Esta es la gran diferencia entre sentirte culpable y sentirte responsable. Con la culpa sientes que tú estás mal, te sientes mal contigo (y eres susceptible alchantaje y manipulación de otras personas que necesiten manipularte). Al hacerte responsable te sientes mal con el hecho, con el error, pero te sientes muy bien contigo.
Hay una gran diferencia entre sentirse culpable y hacerse responsable. No se trata de decir “bueno, ya no me voy a sentir culpable de lo que hice y ahora hago como que no pasó nada”, ya que esto sería una actitud inmadura e irresponsable. Se trata de reconocer mi error y hacerme responsable de él. Solamente puedo hacer algo por remediarlo hasta cierto punto. Más allá de eso ya no puedo. Ya no depende de mí.
Tampoco se trata de andar por la vida actuando sin pensar y cometiendo errores a diestra y siniestra con una mentalidad de “si el otro se enoja, ese ya no es mi problema”, ¡No! Eso también sería una actitud inmadura, propia de un niño que no sabe medir las consecuencias de sus actos y no tiene conciencia de cómo sus actos repercuten en los demás y en su medio, ya que vive centrado en si mismo.
Se trata de aceptar que eres humano, que te vas a equivocar, y que eso es inevitable. Que sentirte mal contigo por esos errores no sirve de mucho. Que es mejor aceptar tus fallas como parte de tu naturaleza y del proceso de crecimiento, y actuar con madurez y con responsabilidad frente a los demás. Para esto se requiere de una alta autoestima y seguridad personal.

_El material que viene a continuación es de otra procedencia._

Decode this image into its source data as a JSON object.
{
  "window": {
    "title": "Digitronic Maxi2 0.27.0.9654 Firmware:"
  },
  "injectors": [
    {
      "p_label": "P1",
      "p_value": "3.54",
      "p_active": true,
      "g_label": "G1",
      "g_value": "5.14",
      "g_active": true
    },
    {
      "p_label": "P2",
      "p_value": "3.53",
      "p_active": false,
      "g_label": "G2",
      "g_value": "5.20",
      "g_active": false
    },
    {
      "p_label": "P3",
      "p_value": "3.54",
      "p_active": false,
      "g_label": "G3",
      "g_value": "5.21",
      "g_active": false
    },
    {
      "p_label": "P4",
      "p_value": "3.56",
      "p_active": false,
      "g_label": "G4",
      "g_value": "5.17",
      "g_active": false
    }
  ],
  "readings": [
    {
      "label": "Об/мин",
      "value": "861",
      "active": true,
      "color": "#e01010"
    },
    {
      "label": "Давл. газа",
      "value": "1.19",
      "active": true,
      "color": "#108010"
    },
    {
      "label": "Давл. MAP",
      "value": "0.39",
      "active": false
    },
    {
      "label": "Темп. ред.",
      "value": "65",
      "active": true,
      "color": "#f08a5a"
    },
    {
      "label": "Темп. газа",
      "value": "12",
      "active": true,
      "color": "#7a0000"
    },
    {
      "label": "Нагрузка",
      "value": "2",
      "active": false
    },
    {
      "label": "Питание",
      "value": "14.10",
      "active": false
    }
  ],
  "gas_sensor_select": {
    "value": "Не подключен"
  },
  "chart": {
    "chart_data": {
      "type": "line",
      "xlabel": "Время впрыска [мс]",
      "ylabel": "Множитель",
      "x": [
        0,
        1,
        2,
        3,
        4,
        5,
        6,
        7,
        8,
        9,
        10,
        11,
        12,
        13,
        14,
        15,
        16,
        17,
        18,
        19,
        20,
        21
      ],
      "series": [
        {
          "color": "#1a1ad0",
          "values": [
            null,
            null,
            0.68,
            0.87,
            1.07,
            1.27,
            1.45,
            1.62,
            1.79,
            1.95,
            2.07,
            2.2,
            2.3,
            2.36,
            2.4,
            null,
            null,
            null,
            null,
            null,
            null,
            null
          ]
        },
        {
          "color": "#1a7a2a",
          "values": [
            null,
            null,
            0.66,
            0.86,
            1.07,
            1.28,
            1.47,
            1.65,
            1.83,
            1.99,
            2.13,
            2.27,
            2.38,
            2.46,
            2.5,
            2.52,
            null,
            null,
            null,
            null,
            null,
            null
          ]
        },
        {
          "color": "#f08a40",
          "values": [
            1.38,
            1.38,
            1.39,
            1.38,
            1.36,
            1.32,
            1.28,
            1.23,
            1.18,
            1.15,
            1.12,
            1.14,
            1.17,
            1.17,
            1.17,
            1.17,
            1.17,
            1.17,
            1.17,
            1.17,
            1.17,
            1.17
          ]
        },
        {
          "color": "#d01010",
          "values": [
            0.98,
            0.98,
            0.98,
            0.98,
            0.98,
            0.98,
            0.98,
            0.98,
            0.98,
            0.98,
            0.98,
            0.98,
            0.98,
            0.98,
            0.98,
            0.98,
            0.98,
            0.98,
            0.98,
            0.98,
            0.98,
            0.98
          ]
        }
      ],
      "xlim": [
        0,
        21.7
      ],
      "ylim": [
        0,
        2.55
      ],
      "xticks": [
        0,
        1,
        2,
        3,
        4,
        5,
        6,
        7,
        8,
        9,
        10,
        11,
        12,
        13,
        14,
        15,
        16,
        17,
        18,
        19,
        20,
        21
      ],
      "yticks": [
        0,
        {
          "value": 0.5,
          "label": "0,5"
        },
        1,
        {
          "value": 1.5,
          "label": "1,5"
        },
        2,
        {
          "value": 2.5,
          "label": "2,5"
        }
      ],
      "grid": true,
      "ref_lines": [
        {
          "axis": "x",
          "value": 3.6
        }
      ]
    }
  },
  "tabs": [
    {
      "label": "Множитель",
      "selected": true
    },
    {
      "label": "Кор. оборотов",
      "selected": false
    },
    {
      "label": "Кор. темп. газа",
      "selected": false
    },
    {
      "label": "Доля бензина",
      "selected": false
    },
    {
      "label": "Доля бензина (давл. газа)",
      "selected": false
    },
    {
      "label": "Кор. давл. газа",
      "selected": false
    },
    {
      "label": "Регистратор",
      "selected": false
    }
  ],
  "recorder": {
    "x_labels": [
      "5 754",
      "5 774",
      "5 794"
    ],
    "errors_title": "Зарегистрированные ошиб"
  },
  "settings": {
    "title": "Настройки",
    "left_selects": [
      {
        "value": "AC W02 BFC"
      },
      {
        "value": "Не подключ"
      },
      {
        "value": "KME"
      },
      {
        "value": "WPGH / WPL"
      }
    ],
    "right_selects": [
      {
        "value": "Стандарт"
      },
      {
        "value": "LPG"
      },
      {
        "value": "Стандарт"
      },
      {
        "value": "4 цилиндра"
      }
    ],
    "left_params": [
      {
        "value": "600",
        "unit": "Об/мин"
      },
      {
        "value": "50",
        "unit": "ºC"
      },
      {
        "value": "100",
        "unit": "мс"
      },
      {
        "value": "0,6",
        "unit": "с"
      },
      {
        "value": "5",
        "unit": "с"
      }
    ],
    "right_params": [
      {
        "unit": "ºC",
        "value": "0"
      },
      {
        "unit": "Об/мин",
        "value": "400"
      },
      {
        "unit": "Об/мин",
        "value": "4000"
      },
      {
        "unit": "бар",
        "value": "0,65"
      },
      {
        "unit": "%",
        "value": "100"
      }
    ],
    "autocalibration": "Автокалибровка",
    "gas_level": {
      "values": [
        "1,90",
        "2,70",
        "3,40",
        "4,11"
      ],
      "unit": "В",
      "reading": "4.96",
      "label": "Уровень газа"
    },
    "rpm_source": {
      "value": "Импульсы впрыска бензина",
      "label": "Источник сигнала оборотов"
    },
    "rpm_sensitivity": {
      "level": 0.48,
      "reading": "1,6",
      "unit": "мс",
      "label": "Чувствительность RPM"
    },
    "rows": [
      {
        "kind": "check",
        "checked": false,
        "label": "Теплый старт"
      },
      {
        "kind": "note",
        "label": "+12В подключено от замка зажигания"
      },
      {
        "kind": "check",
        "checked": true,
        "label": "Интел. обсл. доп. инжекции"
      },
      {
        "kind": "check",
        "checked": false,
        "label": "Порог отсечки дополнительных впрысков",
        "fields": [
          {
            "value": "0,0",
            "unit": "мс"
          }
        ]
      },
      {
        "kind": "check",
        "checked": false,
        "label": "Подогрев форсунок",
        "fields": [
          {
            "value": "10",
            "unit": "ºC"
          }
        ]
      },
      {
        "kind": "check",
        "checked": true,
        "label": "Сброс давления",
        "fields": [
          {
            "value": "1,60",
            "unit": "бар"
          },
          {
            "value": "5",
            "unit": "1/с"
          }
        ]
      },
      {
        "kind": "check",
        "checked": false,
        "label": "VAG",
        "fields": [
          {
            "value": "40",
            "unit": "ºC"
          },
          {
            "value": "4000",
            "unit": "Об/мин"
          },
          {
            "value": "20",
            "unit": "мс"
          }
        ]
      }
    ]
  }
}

Aquí usamos un ejemplo de un error poco relevante, pero lo mismo aplica para cualquier equivocación. No importa la dimensión de ésta. Lo único que está en tus manos finalmente es reconocerlo, disculparte, intentar solucionarlo hasta donde es posible y aprender de ello.
Muchas veces no hay solución para la situación, y ni modo, no sirve de nada culparte tampoco en estos casos. El sentirte culpable no va a regresar el tiempo. Hay que aceptar las cosas como son, asumiendo la responsabilidad de nuestros actos, y sintiéndonos bien con nosotros mismos en toda situación. Esto es en gran medida el resultado de haber trabajado una buena autoestima.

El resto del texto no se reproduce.